TrUer Words never SpOKen


Speak Not
Originally uploaded by bambino333.
For a day last week, I spoke nothing.

As soon as I woke, I had the sense to keep quiet and then proceeded to go about the day in this self-imposed silence. It’s something I haven’t done in a long while and there are obvious reasons for that. Silence is hard enough, but when I don’t get to ease its weight by using words out loud, it is something all together different. As someone has once said, “To yield the tongue is to yield everything.”

A significant thing yielded is control. When we don’t speak we let go of the presumed need to defend ourselves to…ourselves, the universe, God, or others. Controlling the uncomfortable ness of silence is simply done by speaking. There’s a scene in Life where the main character, Charile Crews, is telling a suspect about what solitary confinement in jail was like: ”The first six months I didn’t talk to myself. I did push-ups, you name it, but I didn’t talk to myself. The next six months…I started talking to myself. And the next six months after that, well, you don’t want know what that’s like.” Six months in isolation without a word. Imagine it. But sooner or later in order to not lose control of his sanity, he speaks, even if it is to himself. And it’s probably not much different than why the presumed “crazy” street person talking in fights with himself – both are trying to control the demons that come if words aren’t spoken to stave them off.

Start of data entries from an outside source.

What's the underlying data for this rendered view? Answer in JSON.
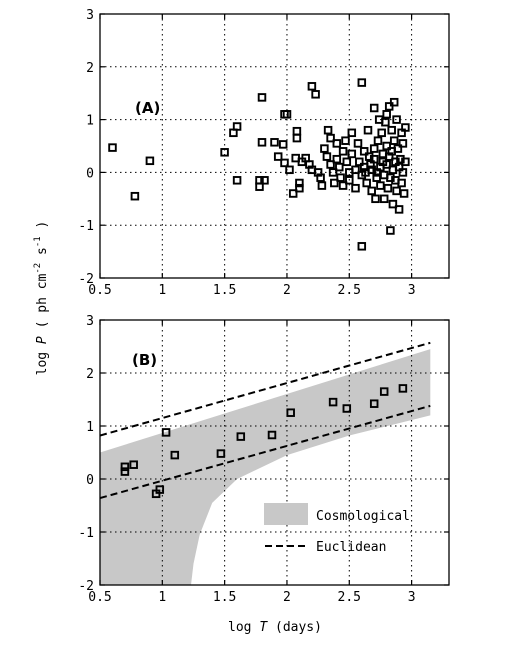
{
  "chart_data": [
    {
      "type": "scatter",
      "panel_label": "(A)",
      "xlim": [
        0.5,
        3.3
      ],
      "ylim": [
        -2,
        3
      ],
      "xticks": [
        0.5,
        1,
        1.5,
        2,
        2.5,
        3
      ],
      "yticks": [
        -2,
        -1,
        0,
        1,
        2,
        3
      ],
      "xtick_labels": [
        "0.5",
        "1",
        "1.5",
        "2",
        "2.5",
        "3"
      ],
      "ytick_labels": [
        "-2",
        "-1",
        "0",
        "1",
        "2",
        "3"
      ],
      "grid": true,
      "series": [
        {
          "marker": "open-square",
          "points": [
            [
              0.6,
              0.47
            ],
            [
              0.78,
              -0.45
            ],
            [
              0.9,
              0.22
            ],
            [
              1.5,
              0.38
            ],
            [
              1.57,
              0.75
            ],
            [
              1.6,
              0.87
            ],
            [
              1.6,
              -0.15
            ],
            [
              1.78,
              -0.15
            ],
            [
              1.78,
              -0.27
            ],
            [
              1.8,
              1.42
            ],
            [
              1.8,
              0.57
            ],
            [
              1.82,
              -0.15
            ],
            [
              1.9,
              0.57
            ],
            [
              1.93,
              0.3
            ],
            [
              1.97,
              0.53
            ],
            [
              1.98,
              0.18
            ],
            [
              1.98,
              1.1
            ],
            [
              2.0,
              1.1
            ],
            [
              2.02,
              0.05
            ],
            [
              2.05,
              -0.4
            ],
            [
              2.07,
              0.27
            ],
            [
              2.08,
              0.78
            ],
            [
              2.08,
              0.65
            ],
            [
              2.1,
              -0.3
            ],
            [
              2.1,
              -0.2
            ],
            [
              2.12,
              0.2
            ],
            [
              2.15,
              0.27
            ],
            [
              2.18,
              0.15
            ],
            [
              2.2,
              0.05
            ],
            [
              2.2,
              1.63
            ],
            [
              2.23,
              1.48
            ],
            [
              2.25,
              0.0
            ],
            [
              2.27,
              -0.1
            ],
            [
              2.28,
              -0.25
            ],
            [
              2.3,
              0.45
            ],
            [
              2.32,
              0.3
            ],
            [
              2.33,
              0.8
            ],
            [
              2.35,
              0.65
            ],
            [
              2.35,
              0.15
            ],
            [
              2.37,
              0.0
            ],
            [
              2.38,
              -0.2
            ],
            [
              2.4,
              0.55
            ],
            [
              2.4,
              0.25
            ],
            [
              2.42,
              0.1
            ],
            [
              2.43,
              -0.1
            ],
            [
              2.45,
              0.4
            ],
            [
              2.45,
              -0.25
            ],
            [
              2.47,
              0.6
            ],
            [
              2.48,
              0.2
            ],
            [
              2.5,
              0.0
            ],
            [
              2.5,
              -0.15
            ],
            [
              2.52,
              0.35
            ],
            [
              2.52,
              0.75
            ],
            [
              2.55,
              0.05
            ],
            [
              2.55,
              -0.3
            ],
            [
              2.57,
              0.55
            ],
            [
              2.58,
              0.2
            ],
            [
              2.6,
              1.7
            ],
            [
              2.6,
              -0.05
            ],
            [
              2.6,
              -1.4
            ],
            [
              2.62,
              0.4
            ],
            [
              2.62,
              0.1
            ],
            [
              2.63,
              0.0
            ],
            [
              2.64,
              -0.2
            ],
            [
              2.65,
              0.8
            ],
            [
              2.66,
              0.3
            ],
            [
              2.67,
              0.15
            ],
            [
              2.68,
              0.05
            ],
            [
              2.68,
              -0.35
            ],
            [
              2.7,
              1.22
            ],
            [
              2.7,
              0.45
            ],
            [
              2.7,
              0.25
            ],
            [
              2.71,
              -0.5
            ],
            [
              2.72,
              0.0
            ],
            [
              2.72,
              -0.1
            ],
            [
              2.73,
              0.6
            ],
            [
              2.74,
              1.0
            ],
            [
              2.75,
              0.1
            ],
            [
              2.75,
              -0.25
            ],
            [
              2.76,
              0.75
            ],
            [
              2.77,
              0.35
            ],
            [
              2.77,
              0.2
            ],
            [
              2.78,
              -0.05
            ],
            [
              2.78,
              -0.5
            ],
            [
              2.79,
              0.95
            ],
            [
              2.8,
              1.1
            ],
            [
              2.8,
              0.5
            ],
            [
              2.8,
              0.15
            ],
            [
              2.81,
              -0.3
            ],
            [
              2.82,
              0.3
            ],
            [
              2.82,
              1.25
            ],
            [
              2.83,
              -0.1
            ],
            [
              2.83,
              -1.1
            ],
            [
              2.84,
              0.8
            ],
            [
              2.84,
              0.4
            ],
            [
              2.85,
              0.05
            ],
            [
              2.85,
              -0.6
            ],
            [
              2.86,
              1.33
            ],
            [
              2.86,
              0.6
            ],
            [
              2.87,
              0.2
            ],
            [
              2.87,
              -0.15
            ],
            [
              2.88,
              1.0
            ],
            [
              2.88,
              -0.35
            ],
            [
              2.89,
              0.45
            ],
            [
              2.9,
              0.1
            ],
            [
              2.9,
              -0.7
            ],
            [
              2.91,
              0.25
            ],
            [
              2.92,
              0.75
            ],
            [
              2.92,
              -0.2
            ],
            [
              2.93,
              0.0
            ],
            [
              2.93,
              0.55
            ],
            [
              2.94,
              -0.4
            ],
            [
              2.95,
              0.2
            ],
            [
              2.95,
              0.85
            ]
          ]
        }
      ]
    },
    {
      "type": "scatter",
      "panel_label": "(B)",
      "xlim": [
        0.5,
        3.3
      ],
      "ylim": [
        -2,
        3
      ],
      "xticks": [
        0.5,
        1,
        1.5,
        2,
        2.5,
        3
      ],
      "yticks": [
        -2,
        -1,
        0,
        1,
        2,
        3
      ],
      "xtick_labels": [
        "0.5",
        "1",
        "1.5",
        "2",
        "2.5",
        "3"
      ],
      "ytick_labels": [
        "-2",
        "-1",
        "0",
        "1",
        "2",
        "3"
      ],
      "grid": true,
      "xlabel_parts": [
        "log ",
        "T",
        " (days)"
      ],
      "legend_placement": "bottom-right",
      "cosmological_band": {
        "upper": [
          [
            0.5,
            0.5
          ],
          [
            3.15,
            2.45
          ]
        ],
        "lower": [
          [
            3.15,
            1.2
          ],
          [
            2.5,
            0.82
          ],
          [
            2.0,
            0.45
          ],
          [
            1.6,
            0.0
          ],
          [
            1.4,
            -0.45
          ],
          [
            1.3,
            -1.05
          ],
          [
            1.25,
            -1.6
          ],
          [
            1.23,
            -2.0
          ]
        ],
        "legend_label": "Cosmological",
        "color": "#c8c8c8"
      },
      "euclidean_lines": {
        "legend_label": "Euclidean",
        "lines": [
          [
            [
              0.5,
              0.82
            ],
            [
              3.15,
              2.57
            ]
          ],
          [
            [
              0.5,
              -0.36
            ],
            [
              3.15,
              1.38
            ]
          ]
        ]
      },
      "series": [
        {
          "marker": "open-square",
          "points": [
            [
              0.7,
              0.14
            ],
            [
              0.7,
              0.23
            ],
            [
              0.77,
              0.27
            ],
            [
              0.95,
              -0.28
            ],
            [
              0.98,
              -0.2
            ],
            [
              1.03,
              0.88
            ],
            [
              1.1,
              0.45
            ],
            [
              1.47,
              0.48
            ],
            [
              1.63,
              0.8
            ],
            [
              1.88,
              0.83
            ],
            [
              2.03,
              1.25
            ],
            [
              2.37,
              1.45
            ],
            [
              2.48,
              1.33
            ],
            [
              2.7,
              1.42
            ],
            [
              2.78,
              1.65
            ],
            [
              2.93,
              1.71
            ]
          ]
        }
      ]
    }
  ],
  "shared_ylabel_parts": [
    "log ",
    "P",
    " ( ph cm",
    "-2",
    " s",
    "-1",
    " )"
  ]
}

My experience isn’t so extreme, but I am surprised how much I will talk to fill the silence with myself, and especially with relationships. Buechner wrote once, “…we are none of us very good at silence. It says too much.”

As I went on with the day of not speaking, I had to go to the library to pick up some books. Walking the eight blocks downtown I dodged any possible interaction with another human simply to maintain the quiet. Speechless in isolation is one thing, but speechless amidst others is almost impossible. Lucky for me, nobody talks at Libraries. But it took some conscious efforts to not even say the passing “hello” to strangers, a normal courtesy especially for someone like me from Texas.

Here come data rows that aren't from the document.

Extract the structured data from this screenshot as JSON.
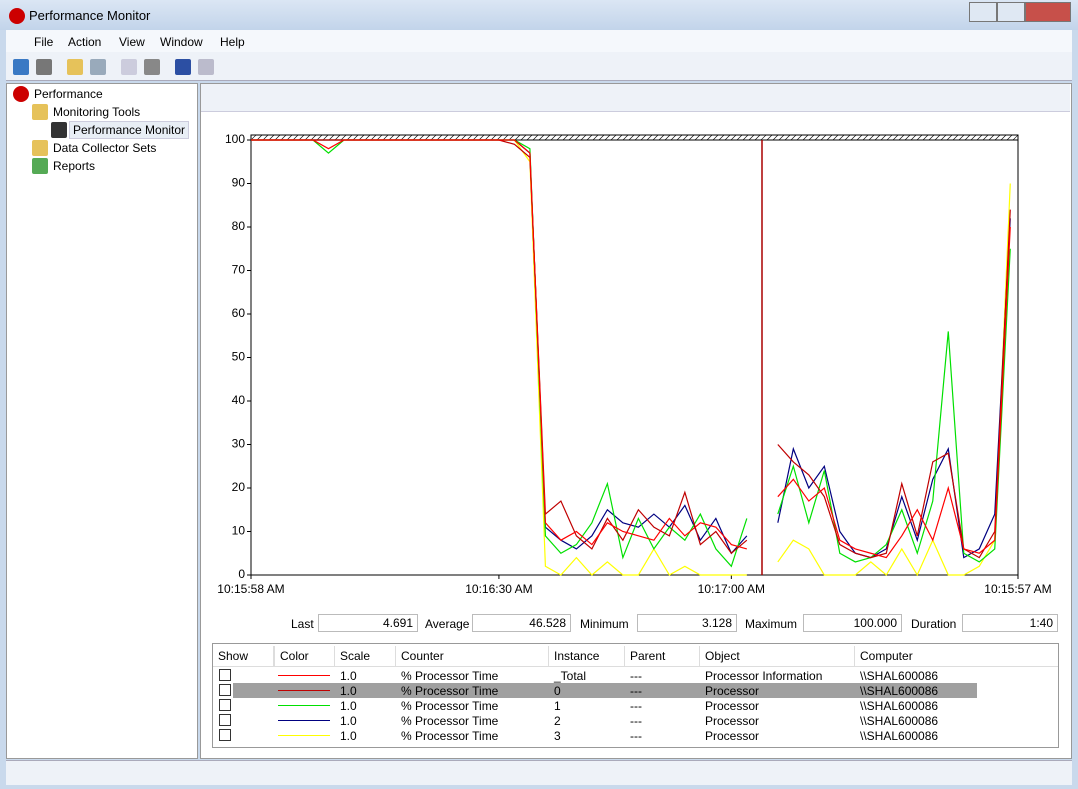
{
  "window": {
    "title": "Performance Monitor"
  },
  "menu": [
    "File",
    "Action",
    "View",
    "Window",
    "Help"
  ],
  "tree": [
    "Performance",
    "Monitoring Tools",
    "Performance Monitor",
    "Data Collector Sets",
    "Reports"
  ],
  "chart_data": {
    "type": "line",
    "x": [
      0,
      2,
      4,
      6,
      8,
      10,
      12,
      14,
      16,
      18,
      20,
      22,
      24,
      26,
      28,
      30,
      32,
      34,
      36,
      38,
      40,
      42,
      44,
      46,
      48,
      50,
      52,
      54,
      56,
      58,
      60,
      62,
      64,
      66,
      68,
      70,
      72,
      74,
      76,
      78,
      80,
      82,
      84,
      86,
      88,
      90,
      92,
      94,
      96,
      98
    ],
    "xlim": [
      0,
      99
    ],
    "xticks": [
      {
        "value": 0,
        "label": "10:15:58 AM"
      },
      {
        "value": 32,
        "label": "10:16:30 AM"
      },
      {
        "value": 62,
        "label": "10:17:00 AM"
      },
      {
        "value": 99,
        "label": "10:15:57 AM"
      }
    ],
    "ylim": [
      0,
      100
    ],
    "yticks": [
      0,
      10,
      20,
      30,
      40,
      50,
      60,
      70,
      80,
      90,
      100
    ],
    "series": [
      {
        "color": "#ff0000",
        "values": [
          100,
          100,
          100,
          100,
          100,
          98,
          100,
          100,
          100,
          100,
          100,
          100,
          100,
          100,
          100,
          100,
          100,
          100,
          97,
          12,
          8,
          10,
          7,
          12,
          10,
          9,
          8,
          13,
          9,
          12,
          11,
          7,
          6,
          null,
          18,
          22,
          17,
          20,
          8,
          6,
          5,
          4,
          9,
          15,
          8,
          20,
          6,
          5,
          8,
          80
        ]
      },
      {
        "color": "#c00000",
        "values": [
          100,
          100,
          100,
          100,
          100,
          100,
          100,
          100,
          100,
          100,
          100,
          100,
          100,
          100,
          100,
          100,
          100,
          99,
          96,
          14,
          17,
          9,
          6,
          13,
          8,
          15,
          11,
          9,
          19,
          7,
          10,
          5,
          8,
          null,
          30,
          26,
          23,
          18,
          7,
          5,
          4,
          5,
          21,
          9,
          26,
          28,
          6,
          4,
          10,
          84
        ]
      },
      {
        "color": "#00e000",
        "values": [
          100,
          100,
          100,
          100,
          100,
          97,
          100,
          100,
          100,
          100,
          100,
          100,
          100,
          100,
          100,
          100,
          100,
          100,
          98,
          9,
          5,
          7,
          12,
          21,
          4,
          13,
          6,
          11,
          8,
          14,
          6,
          2,
          13,
          null,
          14,
          25,
          12,
          24,
          5,
          3,
          4,
          7,
          15,
          5,
          17,
          56,
          5,
          3,
          6,
          75
        ]
      },
      {
        "color": "#000080",
        "values": [
          100,
          100,
          100,
          100,
          100,
          100,
          100,
          100,
          100,
          100,
          100,
          100,
          100,
          100,
          100,
          100,
          100,
          100,
          97,
          11,
          8,
          6,
          9,
          15,
          12,
          11,
          14,
          11,
          16,
          8,
          13,
          5,
          9,
          null,
          12,
          29,
          20,
          25,
          10,
          5,
          4,
          6,
          18,
          8,
          22,
          29,
          4,
          6,
          14,
          82
        ]
      },
      {
        "color": "#ffff00",
        "values": [
          100,
          100,
          100,
          100,
          100,
          100,
          100,
          100,
          100,
          100,
          100,
          100,
          100,
          100,
          100,
          100,
          100,
          100,
          95,
          2,
          0,
          4,
          0,
          3,
          0,
          0,
          6,
          0,
          2,
          0,
          0,
          0,
          0,
          null,
          3,
          8,
          6,
          0,
          0,
          0,
          3,
          0,
          6,
          0,
          8,
          0,
          0,
          2,
          8,
          90
        ]
      }
    ]
  },
  "stats": {
    "labels": [
      "Last",
      "Average",
      "Minimum",
      "Maximum",
      "Duration"
    ],
    "values": [
      "4.691",
      "46.528",
      "3.128",
      "100.000",
      "1:40"
    ]
  },
  "table": {
    "columns": [
      "Show",
      "Color",
      "Scale",
      "Counter",
      "Instance",
      "Parent",
      "Object",
      "Computer"
    ],
    "rows": [
      [
        "1.0",
        "% Processor Time",
        "_Total",
        "---",
        "Processor Information",
        "\\\\SHAL600086"
      ],
      [
        "1.0",
        "% Processor Time",
        "0",
        "---",
        "Processor",
        "\\\\SHAL600086"
      ],
      [
        "1.0",
        "% Processor Time",
        "1",
        "---",
        "Processor",
        "\\\\SHAL600086"
      ],
      [
        "1.0",
        "% Processor Time",
        "2",
        "---",
        "Processor",
        "\\\\SHAL600086"
      ],
      [
        "1.0",
        "% Processor Time",
        "3",
        "---",
        "Processor",
        "\\\\SHAL600086"
      ]
    ]
  }
}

There are stories of people who having lost a sensory method have increased sensitivity in their others, i.e. a blind man can hear things a seeing man can’t. To some degree I experienced this on the walk home and increasingly through out the day. When you choose not to speak you no longer have to think of what you are going to say anytime, and so can hear and see things around you in a more acute way. So, come evening as I made my way to Pablo’s to meet a friend – knowing this was the end of my now 24 hours without speaking – the amount of people walking the neighborhood by themselves but talking on mobile phones was amazing. They stood out like clowns at a cocktail party. In one block I saw five people hand to their heads chatting away and not to anyone nearby. Five people using words to control the uncomfortable-ness of walking a few minutes alone in the evening, missing what was happening right in front of them as the sun set and then wind blew fall leaves up the sidewalk. Reminds me of Van Morrison singing, ”If silence was golden, you couldn’t raise a dime, cuz your mind is on vacation and your mouth is working overtime.”

When the Rabbis debate what God said on the mountain to Moshe, some say that the only thing God said was his Name. And that Name sounded like…breathing. Maybe that is why so many mountains take our breath away. If you have ever been on top of one, the last thing you do is talk, because there just aren’t words.

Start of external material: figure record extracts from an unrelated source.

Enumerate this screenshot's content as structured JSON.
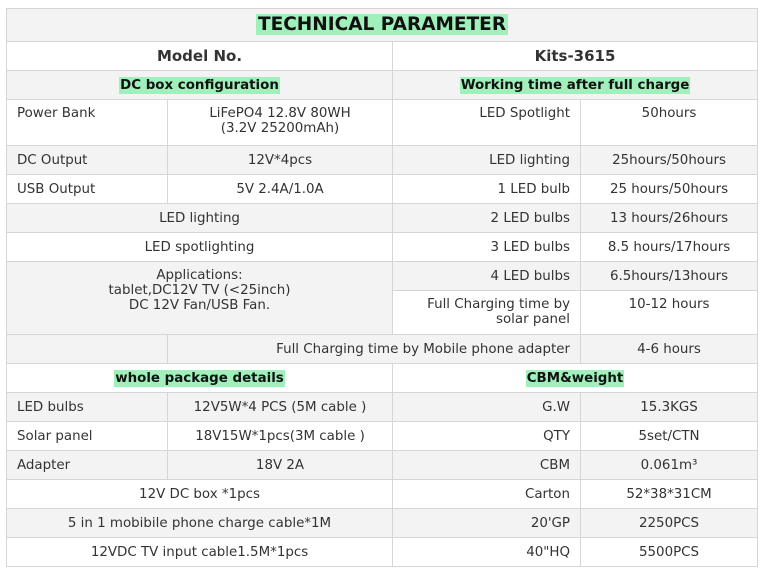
{
  "title": "TECHNICAL PARAMETER",
  "model": {
    "label": "Model No.",
    "value": "Kits-3615"
  },
  "dc_box": {
    "heading": "DC box configuration",
    "power_bank": {
      "label": "Power Bank",
      "value_line1": "LiFePO4 12.8V 80WH",
      "value_line2": "(3.2V 25200mAh)"
    },
    "dc_output": {
      "label": "DC Output",
      "value": "12V*4pcs"
    },
    "usb_output": {
      "label": "USB Output",
      "value": "5V 2.4A/1.0A"
    },
    "led_lighting": "LED lighting",
    "led_spotlighting": "LED spotlighting",
    "applications_line1": "Applications:",
    "applications_line2": "tablet,DC12V TV (<25inch)",
    "applications_line3": "DC 12V Fan/USB Fan."
  },
  "working_time": {
    "heading": "Working time after full charge",
    "rows": [
      {
        "label": "LED Spotlight",
        "value": "50hours"
      },
      {
        "label": "LED lighting",
        "value": "25hours/50hours"
      },
      {
        "label": "1 LED bulb",
        "value": "25 hours/50hours"
      },
      {
        "label": "2 LED bulbs",
        "value": "13 hours/26hours"
      },
      {
        "label": "3 LED bulbs",
        "value": "8.5 hours/17hours"
      },
      {
        "label": "4 LED bulbs",
        "value": "6.5hours/13hours"
      }
    ],
    "solar_charging": {
      "label_line1": "Full Charging time by",
      "label_line2": "solar panel",
      "value": "10-12 hours"
    },
    "mobile_charging": {
      "label": "Full Charging time by Mobile phone adapter",
      "value": "4-6 hours"
    }
  },
  "package": {
    "heading": "whole package details",
    "led_bulbs": {
      "label": "LED bulbs",
      "value": "12V5W*4 PCS (5M cable )"
    },
    "solar_panel": {
      "label": "Solar panel",
      "value": "18V15W*1pcs(3M cable )"
    },
    "adapter": {
      "label": "Adapter",
      "value": "18V 2A"
    },
    "extras": [
      "12V DC box *1pcs",
      "5 in 1 mobibile phone charge cable*1M",
      "12VDC TV input cable1.5M*1pcs"
    ]
  },
  "cbm": {
    "heading": "CBM&weight",
    "rows": [
      {
        "label": "G.W",
        "value": "15.3KGS"
      },
      {
        "label": "QTY",
        "value": "5set/CTN"
      },
      {
        "label": "CBM",
        "value": "0.061m³"
      },
      {
        "label": "Carton",
        "value": "52*38*31CM"
      },
      {
        "label": "20'GP",
        "value": "2250PCS"
      },
      {
        "label": "40\"HQ",
        "value": "5500PCS"
      }
    ]
  }
}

Something my day of speechlessness taught me was that I don’t need to be on top of a mountain to be caught by the beauty of life around me, I just have to be quiet enough to notice it. And it hopefully helps me listen to what is happening in another person’s life right before my eyes, and not cluttered with my words. Sometimes the life I start hearing is my own. Mr. Buechner might be right that the silence says too much, but it sure does make a difference when we listen…not adding to it.